Designing Your Wildlife Garden
Reclaiming wildlife habitat yard by yard is a vital step anyone can take just outside their door. Re-establishing native plant communities and protecting the local watershed with sustainable gardening practices is what gardening for wildlife is all about.
Here are some simple ways you can provide the essential habitat components of food, water, cover, and places to raise young while designing a garden space that appeals to your aesthetics and enhances the natural landscape.
Decide on the type of habitat garden based on your region.
There many options, such as bird-, bee-, and butterfly-friendly gardens, rain gardens and water gardens, meadow or prairie gardens, etc. Existing trees and plantings in your yard may help dictate what native plants will do well.
Observe the amount of sun and shade your intended garden habitat receives during the day. For example, any area that gets six or more hours of sunlight will thrive with sun-loving plants. Areas that tend to collect water or stay moist will be suitable for more wetland plants.
Prepare your site for planting.
Clear new planting site of all turf grass and weeds, unless your soil is too compacted to plant in—natives do not need much soil amendment. In fact, soil that is too rich and loamy results in very tall plants that can flop over.
Decide on a focal point for each garden bed or section of your yard.
These can be natural, like an anchoring shrub, tree, or hollow log. Human touches, like a birdbath, fountain, bench, or sculpture can add interest and draw people in to the landscape.
Balance the “natural look” with some definition.
Well-designed borders, paths, hedges, plant islands, and fencing frame the features of the garden and provide a neat appearance that your neighbors will appreciate.
Select plants that provide year-round diversity.

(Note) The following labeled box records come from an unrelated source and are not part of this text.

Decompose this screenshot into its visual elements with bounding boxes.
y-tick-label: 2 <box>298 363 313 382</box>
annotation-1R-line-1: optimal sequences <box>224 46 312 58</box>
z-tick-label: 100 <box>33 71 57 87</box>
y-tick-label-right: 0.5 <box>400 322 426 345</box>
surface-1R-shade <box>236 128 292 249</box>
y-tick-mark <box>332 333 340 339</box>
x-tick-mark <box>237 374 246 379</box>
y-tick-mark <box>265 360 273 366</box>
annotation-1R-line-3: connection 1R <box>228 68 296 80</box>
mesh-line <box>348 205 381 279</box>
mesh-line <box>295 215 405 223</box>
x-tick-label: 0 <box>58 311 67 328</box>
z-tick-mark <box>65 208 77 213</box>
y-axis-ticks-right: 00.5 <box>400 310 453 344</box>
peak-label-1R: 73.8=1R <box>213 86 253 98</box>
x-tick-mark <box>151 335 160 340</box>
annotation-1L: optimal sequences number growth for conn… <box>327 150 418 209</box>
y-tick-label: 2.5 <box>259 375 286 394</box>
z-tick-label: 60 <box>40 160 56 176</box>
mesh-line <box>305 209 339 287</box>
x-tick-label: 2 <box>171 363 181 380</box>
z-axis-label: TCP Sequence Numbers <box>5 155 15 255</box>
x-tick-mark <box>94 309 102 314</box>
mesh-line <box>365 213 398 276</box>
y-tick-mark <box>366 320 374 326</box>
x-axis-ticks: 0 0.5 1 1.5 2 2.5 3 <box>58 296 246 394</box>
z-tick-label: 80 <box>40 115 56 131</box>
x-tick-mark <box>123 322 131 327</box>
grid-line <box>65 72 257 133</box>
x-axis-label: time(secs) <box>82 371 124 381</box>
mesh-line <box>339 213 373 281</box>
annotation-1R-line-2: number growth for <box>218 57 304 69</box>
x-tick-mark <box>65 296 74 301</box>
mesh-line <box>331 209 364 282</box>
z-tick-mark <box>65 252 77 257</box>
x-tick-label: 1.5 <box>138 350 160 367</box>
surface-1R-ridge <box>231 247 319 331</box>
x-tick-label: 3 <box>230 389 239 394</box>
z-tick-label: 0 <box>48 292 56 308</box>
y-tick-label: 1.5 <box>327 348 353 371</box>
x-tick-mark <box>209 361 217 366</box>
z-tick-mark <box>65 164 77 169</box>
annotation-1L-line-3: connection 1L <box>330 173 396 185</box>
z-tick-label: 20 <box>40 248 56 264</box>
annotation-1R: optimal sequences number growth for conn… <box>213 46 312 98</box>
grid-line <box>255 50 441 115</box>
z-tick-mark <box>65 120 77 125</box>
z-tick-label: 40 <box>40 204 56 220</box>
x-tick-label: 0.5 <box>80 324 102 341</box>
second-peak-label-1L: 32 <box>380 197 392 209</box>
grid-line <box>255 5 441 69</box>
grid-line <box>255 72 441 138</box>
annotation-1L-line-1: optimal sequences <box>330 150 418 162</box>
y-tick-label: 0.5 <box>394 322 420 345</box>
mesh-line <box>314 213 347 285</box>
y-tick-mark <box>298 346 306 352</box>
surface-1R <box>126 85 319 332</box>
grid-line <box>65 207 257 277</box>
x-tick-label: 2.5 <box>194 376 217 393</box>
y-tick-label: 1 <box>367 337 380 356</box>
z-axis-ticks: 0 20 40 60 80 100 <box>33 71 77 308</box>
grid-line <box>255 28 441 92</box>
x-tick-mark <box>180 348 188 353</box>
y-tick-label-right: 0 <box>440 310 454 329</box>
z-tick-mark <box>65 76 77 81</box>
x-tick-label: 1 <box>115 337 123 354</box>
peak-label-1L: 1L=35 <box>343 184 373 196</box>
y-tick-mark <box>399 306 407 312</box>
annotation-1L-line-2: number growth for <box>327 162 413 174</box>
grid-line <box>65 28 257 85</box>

Wildlife need food, water, cover, and places to raise young with flowers, shrubs, trees, and grasses all year. To understand the benefits of these read about Plant for Diversity, then explore the types of plants and wildlife native to your area by entering your zip code in the Native Plant Finder.
Plant similar species of plants in groupings.
You will get larger color and textural impact, and eye-catching patterns throughout the garden bed or landscape. This technique also draws the eye into the garden and the close plantings will prevent weed groups and minimize the need for excess mulching.
Provide a backdrop of texture and structure.
Evergreens, native grasses, or taller plants will help frame smaller plants.
Sustain your wildlife garden and the ecosystem with Sustainable Practices.
Maintaining your landscape in a sustainable,
environmentally-friendly way ensures that the soil, air, and water that native wildlife (and people) rely upon stay clean and healthy.
Practice neighbor-friendly gardening.
Explain to your neighbors the intent and design of your garden and yard that may not conform to common garden or neighborhood association expectations.
Celebrate by certifying and displaying a sign!
Show why you have designed your yard intentionally to help wildlife and encourage them to do the same.
https://www.nwf.org/Garden-for-Wildlife/Create/At-Home
This is a neat theme and one I am fully in to. When we bought this house 10 years ago, it had so many mature trees and a ravine with a small creek in the way back. I learned that I could register it as a Certified Wildlife Habitat, which I’ve done. We have a beautiful little sign that marks it.
We live in a semi rural neighborhood, so it looks like any suburban neighborhood from the front, but the backyard is very full of animal life. We see deer, raccoons, possums, skunks, groundhogs, foxes, and bunnies on a pretty regular basis, all from the family room and sunroom that face the wooded backyard. What a treat!
So the natural habitat is the type of gardening I do the most of. I love native wildflowers, and there’s a lot to learn about those. Some of them are very very pretty.
Getting rid of invasives is also a good idea. It takes a lot of work, but it well worth it.
Then it’s easier to replace with native plants.
Having goats prevents most of that. For now, they’re keeping the wild at bay which is a good thing. I will be getting rid of them at some point though.